Question 16.CA.1: A 2-m-long pin-ended column with a square cross section is t...
A 2-m-long pin-ended column with a square cross section is to be made of wood (Fig. 16.9). Assuming E = 13 GPa, \sigma_{\text{all}} = 12 MPa, and using a factor of safety of 2.5 to calculate Euler’s critical load for buckling, determine the size of the cross section if the column is to safely support (a) a 100-kN load, (b) a 200-kN load.

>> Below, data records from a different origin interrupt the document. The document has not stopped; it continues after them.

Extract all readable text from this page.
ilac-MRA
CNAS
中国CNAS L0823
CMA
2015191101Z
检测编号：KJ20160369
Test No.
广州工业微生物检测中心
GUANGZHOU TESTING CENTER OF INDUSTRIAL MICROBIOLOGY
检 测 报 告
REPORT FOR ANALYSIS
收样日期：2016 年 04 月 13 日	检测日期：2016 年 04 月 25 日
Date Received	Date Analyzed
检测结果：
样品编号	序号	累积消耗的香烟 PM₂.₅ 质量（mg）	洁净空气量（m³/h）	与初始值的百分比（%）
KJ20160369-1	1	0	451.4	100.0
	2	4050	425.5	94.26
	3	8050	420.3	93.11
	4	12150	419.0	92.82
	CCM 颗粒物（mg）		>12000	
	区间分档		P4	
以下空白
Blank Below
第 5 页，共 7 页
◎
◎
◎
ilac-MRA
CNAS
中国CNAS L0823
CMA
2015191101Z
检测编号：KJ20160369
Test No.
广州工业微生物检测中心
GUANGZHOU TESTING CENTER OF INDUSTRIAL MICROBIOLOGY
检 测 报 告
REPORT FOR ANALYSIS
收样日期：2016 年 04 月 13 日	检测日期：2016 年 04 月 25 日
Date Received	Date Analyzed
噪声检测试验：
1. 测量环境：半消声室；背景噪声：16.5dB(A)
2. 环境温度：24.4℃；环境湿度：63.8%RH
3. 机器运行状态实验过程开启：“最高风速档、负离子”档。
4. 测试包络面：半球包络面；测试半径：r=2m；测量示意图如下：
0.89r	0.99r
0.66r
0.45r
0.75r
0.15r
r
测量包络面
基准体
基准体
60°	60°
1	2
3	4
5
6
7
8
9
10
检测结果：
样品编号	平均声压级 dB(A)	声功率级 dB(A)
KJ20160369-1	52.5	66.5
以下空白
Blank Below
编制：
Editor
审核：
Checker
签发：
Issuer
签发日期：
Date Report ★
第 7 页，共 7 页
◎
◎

a. For the 100-kN Load. Use the given factor of safety to obtain
P_{cr} = 2.5(100 kN)= 250 kN L = 2 m E = 13 GPa
Use Euler’s formula, Eq. (16.11a), and solve for I:
P_{cr}=\frac{\pi^2 E I}{L^2} (16.11a)
I=\frac{P_{cr} L^2}{\pi^2 E}=\frac{\left(250 \times 10^3 N\right)(2 m)^2}{\pi^2\left(13 \times 10^9 Pa\right)}=7.794 \times 10^{-6} m^4Recalling that, for a square of side a, I=a^4 / 12, write
\frac{a^4}{12}=7.794 \times 10^{-6} m^4 \quad a=98.3 mm \approx 100 mmCheck the value of the normal stress in the column:
\sigma=\frac{P}{A}=\frac{100 kN}{(0.100 m)^2}=10 MPaBecause σ is smaller than the allowable stress, a 100 × 100-mm cross section is acceptable.
b. For the 200-kN Load. Solve Eq. (16.11a) again for I, but make P_{cr}=2.5(200)=500 kN to obtain
\begin{aligned} I=15.588 \times 10^{-6} m^4\\\frac{a^4}{12}=15.588 \times 10^{-6} \quad a=116.95 mm\end{aligned}The value of the normal stress is
\sigma=\frac{P}{A}=\frac{200 kN}{(0.11695 m)^2}=14.62 MPaBecause this is larger than the allowable stress, the dimension obtained is not acceptable, and the cross section must be selected on the basis of its resistance to compression.
\begin{aligned}&A=\frac{P}{\sigma_{\text {all}}}=\frac{200 kN}{12 MPa}=16.67 \times 10^{-3} m^2 \\&a^2=16.67 \times 10^{-3} m^2 \quad a=129.1 mm\end{aligned}A 130 × 130-mm cross section is acceptable.